You’re in a snow tomb, be calm.

She breathed gently. Her heart stopped banging.

A snow tomb? You think that’s good?

There was almost a split inside herself as the part of her that wanted to give in to panic made an argument with the side of her that knew if she wanted to survive she should stay composed.

Are you calm now? Are you? Are you? Right, when you are calm, call for your husband. He will come.

‘Jake!’

She shouted his name, twice. Her voice sounded alien, distant, muffled, like something down a poor telephone line. She figured that her ears were plugged tight with snow.

She flexed her fingers again and still nothing gave way. She tried every joint, like a warm-up exercise in the gymnasium, starting with her toes, moving on to her ankles and her knees, hips, elbows, shoulders. There was no relief. The snow had packed her hard.

There was a tiny movement at her neck. That and the clearway around her mouth made her think that her instinct to fold her arms in front of her face had saved her thus far. She figured that she’d made an air pocket.

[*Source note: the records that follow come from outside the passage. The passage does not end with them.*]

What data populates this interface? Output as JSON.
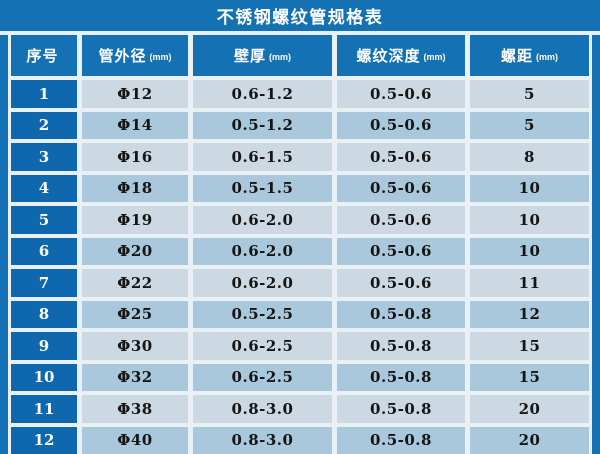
{
  "chart_data": {
    "type": "table",
    "title": "不锈钢螺纹管规格表",
    "columns": [
      {
        "label": "序号",
        "unit": ""
      },
      {
        "label": "管外径",
        "unit": "(mm)"
      },
      {
        "label": "壁厚",
        "unit": "(mm)"
      },
      {
        "label": "螺纹深度",
        "unit": "(mm)"
      },
      {
        "label": "螺距",
        "unit": "(mm)"
      }
    ],
    "column_keys": [
      "serial_no",
      "outer_diameter_mm",
      "wall_thickness_mm",
      "thread_depth_mm",
      "pitch_mm"
    ],
    "rows": [
      [
        "1",
        "Φ12",
        "0.6-1.2",
        "0.5-0.6",
        "5"
      ],
      [
        "2",
        "Φ14",
        "0.5-1.2",
        "0.5-0.6",
        "5"
      ],
      [
        "3",
        "Φ16",
        "0.6-1.5",
        "0.5-0.6",
        "8"
      ],
      [
        "4",
        "Φ18",
        "0.5-1.5",
        "0.5-0.6",
        "10"
      ],
      [
        "5",
        "Φ19",
        "0.6-2.0",
        "0.5-0.6",
        "10"
      ],
      [
        "6",
        "Φ20",
        "0.6-2.0",
        "0.5-0.6",
        "10"
      ],
      [
        "7",
        "Φ22",
        "0.6-2.0",
        "0.5-0.6",
        "11"
      ],
      [
        "8",
        "Φ25",
        "0.5-2.5",
        "0.5-0.8",
        "12"
      ],
      [
        "9",
        "Φ30",
        "0.6-2.5",
        "0.5-0.8",
        "15"
      ],
      [
        "10",
        "Φ32",
        "0.6-2.5",
        "0.5-0.8",
        "15"
      ],
      [
        "11",
        "Φ38",
        "0.8-3.0",
        "0.5-0.8",
        "20"
      ],
      [
        "12",
        "Φ40",
        "0.8-3.0",
        "0.5-0.8",
        "20"
      ]
    ],
    "layout": {
      "grid": "on",
      "row_striping": "alternating light shades",
      "header_position": "top"
    }
  },
  "colors": {
    "page_blue": "#1371b4",
    "serial_blue": "#0f68ad",
    "row_light": "#ccd9e2",
    "row_medium": "#a9c8dc",
    "divider_white": "#e9f1f6",
    "text_dark": "#151515",
    "text_white": "#ffffff"
  }
}
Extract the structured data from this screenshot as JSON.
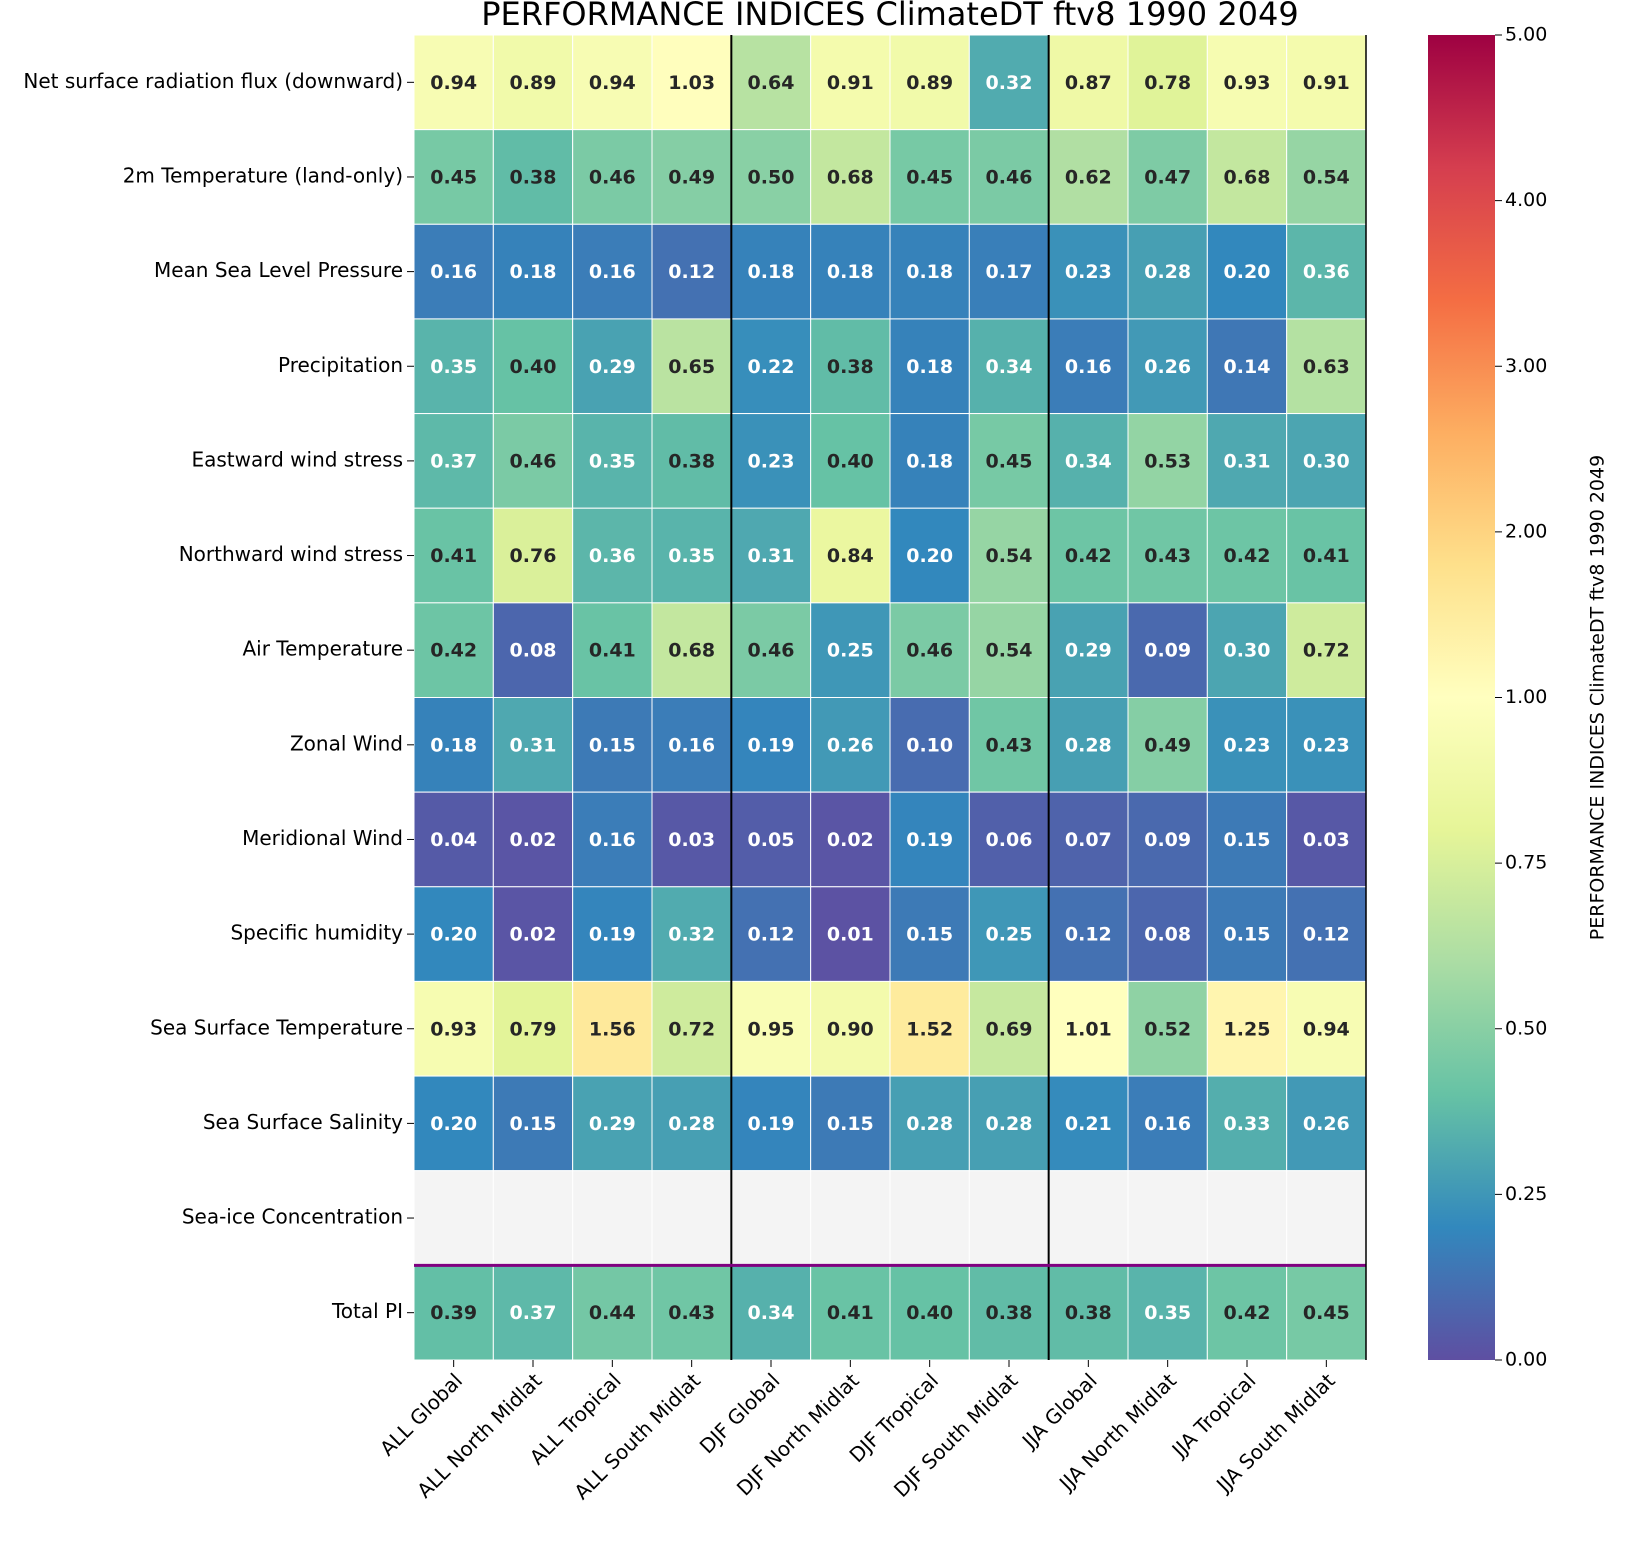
{
  "chart_data": {
    "type": "heatmap",
    "title": "PERFORMANCE INDICES ClimateDT ftv8 1990 2049",
    "colorbar_label": "PERFORMANCE INDICES ClimateDT ftv8 1990 2049",
    "columns": [
      "ALL Global",
      "ALL North Midlat",
      "ALL Tropical",
      "ALL South Midlat",
      "DJF Global",
      "DJF North Midlat",
      "DJF Tropical",
      "DJF South Midlat",
      "JJA Global",
      "JJA North Midlat",
      "JJA Tropical",
      "JJA South Midlat"
    ],
    "rows": [
      "Net surface radiation flux (downward)",
      "2m Temperature (land-only)",
      "Mean Sea Level Pressure",
      "Precipitation",
      "Eastward wind stress",
      "Northward wind stress",
      "Air Temperature",
      "Zonal Wind",
      "Meridional Wind",
      "Specific humidity",
      "Sea Surface Temperature",
      "Sea Surface Salinity",
      "Sea-ice Concentration",
      "Total PI"
    ],
    "values": [
      [
        0.94,
        0.89,
        0.94,
        1.03,
        0.64,
        0.91,
        0.89,
        0.32,
        0.87,
        0.78,
        0.93,
        0.91
      ],
      [
        0.45,
        0.38,
        0.46,
        0.49,
        0.5,
        0.68,
        0.45,
        0.46,
        0.62,
        0.47,
        0.68,
        0.54
      ],
      [
        0.16,
        0.18,
        0.16,
        0.12,
        0.18,
        0.18,
        0.18,
        0.17,
        0.23,
        0.28,
        0.2,
        0.36
      ],
      [
        0.35,
        0.4,
        0.29,
        0.65,
        0.22,
        0.38,
        0.18,
        0.34,
        0.16,
        0.26,
        0.14,
        0.63
      ],
      [
        0.37,
        0.46,
        0.35,
        0.38,
        0.23,
        0.4,
        0.18,
        0.45,
        0.34,
        0.53,
        0.31,
        0.3
      ],
      [
        0.41,
        0.76,
        0.36,
        0.35,
        0.31,
        0.84,
        0.2,
        0.54,
        0.42,
        0.43,
        0.42,
        0.41
      ],
      [
        0.42,
        0.08,
        0.41,
        0.68,
        0.46,
        0.25,
        0.46,
        0.54,
        0.29,
        0.09,
        0.3,
        0.72
      ],
      [
        0.18,
        0.31,
        0.15,
        0.16,
        0.19,
        0.26,
        0.1,
        0.43,
        0.28,
        0.49,
        0.23,
        0.23
      ],
      [
        0.04,
        0.02,
        0.16,
        0.03,
        0.05,
        0.02,
        0.19,
        0.06,
        0.07,
        0.09,
        0.15,
        0.03
      ],
      [
        0.2,
        0.02,
        0.19,
        0.32,
        0.12,
        0.01,
        0.15,
        0.25,
        0.12,
        0.08,
        0.15,
        0.12
      ],
      [
        0.93,
        0.79,
        1.56,
        0.72,
        0.95,
        0.9,
        1.52,
        0.69,
        1.01,
        0.52,
        1.25,
        0.94
      ],
      [
        0.2,
        0.15,
        0.29,
        0.28,
        0.19,
        0.15,
        0.28,
        0.28,
        0.21,
        0.16,
        0.33,
        0.26
      ],
      [
        null,
        null,
        null,
        null,
        null,
        null,
        null,
        null,
        null,
        null,
        null,
        null
      ],
      [
        0.39,
        0.37,
        0.44,
        0.43,
        0.34,
        0.41,
        0.4,
        0.38,
        0.38,
        0.35,
        0.42,
        0.45
      ]
    ],
    "value_labels": [
      [
        "0.94",
        "0.89",
        "0.94",
        "1.03",
        "0.64",
        "0.91",
        "0.89",
        "0.32",
        "0.87",
        "0.78",
        "0.93",
        "0.91"
      ],
      [
        "0.45",
        "0.38",
        "0.46",
        "0.49",
        "0.50",
        "0.68",
        "0.45",
        "0.46",
        "0.62",
        "0.47",
        "0.68",
        "0.54"
      ],
      [
        "0.16",
        "0.18",
        "0.16",
        "0.12",
        "0.18",
        "0.18",
        "0.18",
        "0.17",
        "0.23",
        "0.28",
        "0.20",
        "0.36"
      ],
      [
        "0.35",
        "0.40",
        "0.29",
        "0.65",
        "0.22",
        "0.38",
        "0.18",
        "0.34",
        "0.16",
        "0.26",
        "0.14",
        "0.63"
      ],
      [
        "0.37",
        "0.46",
        "0.35",
        "0.38",
        "0.23",
        "0.40",
        "0.18",
        "0.45",
        "0.34",
        "0.53",
        "0.31",
        "0.30"
      ],
      [
        "0.41",
        "0.76",
        "0.36",
        "0.35",
        "0.31",
        "0.84",
        "0.20",
        "0.54",
        "0.42",
        "0.43",
        "0.42",
        "0.41"
      ],
      [
        "0.42",
        "0.08",
        "0.41",
        "0.68",
        "0.46",
        "0.25",
        "0.46",
        "0.54",
        "0.29",
        "0.09",
        "0.30",
        "0.72"
      ],
      [
        "0.18",
        "0.31",
        "0.15",
        "0.16",
        "0.19",
        "0.26",
        "0.10",
        "0.43",
        "0.28",
        "0.49",
        "0.23",
        "0.23"
      ],
      [
        "0.04",
        "0.02",
        "0.16",
        "0.03",
        "0.05",
        "0.02",
        "0.19",
        "0.06",
        "0.07",
        "0.09",
        "0.15",
        "0.03"
      ],
      [
        "0.20",
        "0.02",
        "0.19",
        "0.32",
        "0.12",
        "0.01",
        "0.15",
        "0.25",
        "0.12",
        "0.08",
        "0.15",
        "0.12"
      ],
      [
        "0.93",
        "0.79",
        "1.56",
        "0.72",
        "0.95",
        "0.90",
        "1.52",
        "0.69",
        "1.01",
        "0.52",
        "1.25",
        "0.94"
      ],
      [
        "0.20",
        "0.15",
        "0.29",
        "0.28",
        "0.19",
        "0.15",
        "0.28",
        "0.28",
        "0.21",
        "0.16",
        "0.33",
        "0.26"
      ],
      [
        null,
        null,
        null,
        null,
        null,
        null,
        null,
        null,
        null,
        null,
        null,
        null
      ],
      [
        "0.39",
        "0.37",
        "0.44",
        "0.43",
        "0.34",
        "0.41",
        "0.40",
        "0.38",
        "0.38",
        "0.35",
        "0.42",
        "0.45"
      ]
    ],
    "colorbar_ticks": [
      {
        "value": 0,
        "label": "0.00"
      },
      {
        "value": 0.25,
        "label": "0.25"
      },
      {
        "value": 0.5,
        "label": "0.50"
      },
      {
        "value": 0.75,
        "label": "0.75"
      },
      {
        "value": 1,
        "label": "1.00"
      },
      {
        "value": 2,
        "label": "2.00"
      },
      {
        "value": 3,
        "label": "3.00"
      },
      {
        "value": 4,
        "label": "4.00"
      },
      {
        "value": 5,
        "label": "5.00"
      }
    ],
    "colors": [
      "#5e4fa2",
      "#3288bd",
      "#66c2a5",
      "#abdda4",
      "#e6f598",
      "#ffffbf",
      "#fee08b",
      "#fdae61",
      "#f46d43",
      "#d53e4f",
      "#9e0142"
    ],
    "missing_color": "#f4f4f4"
  }
}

Call him again. He will come.

‘Jake!’

You’re going to die. In a snow tomb.

She didn’t even know which country she was going to die in. They were right on the mountain border between France and Spain and the local people spoke a language that belonged to neither. She remembered that the Pyrenees were named for a tomb by the Ancient Greeks.

No, you’re not in a tomb. You’re going to get out. Call him again.

Instead of calling again she tried to move the fingers of her left hand, one by one. Her thumb and fore-finger were paralysed, as was her middle finger, but as she pressed with her ring finger she sensed a minute crumbling and a tiny movement in one fingertip. Something infinitesimal gave way, and she was able to retract her finger perhaps a centimetre. The movement was matched by a strontium flare at the back of her retinas. Then a rainbow of sparks. Then blackness again.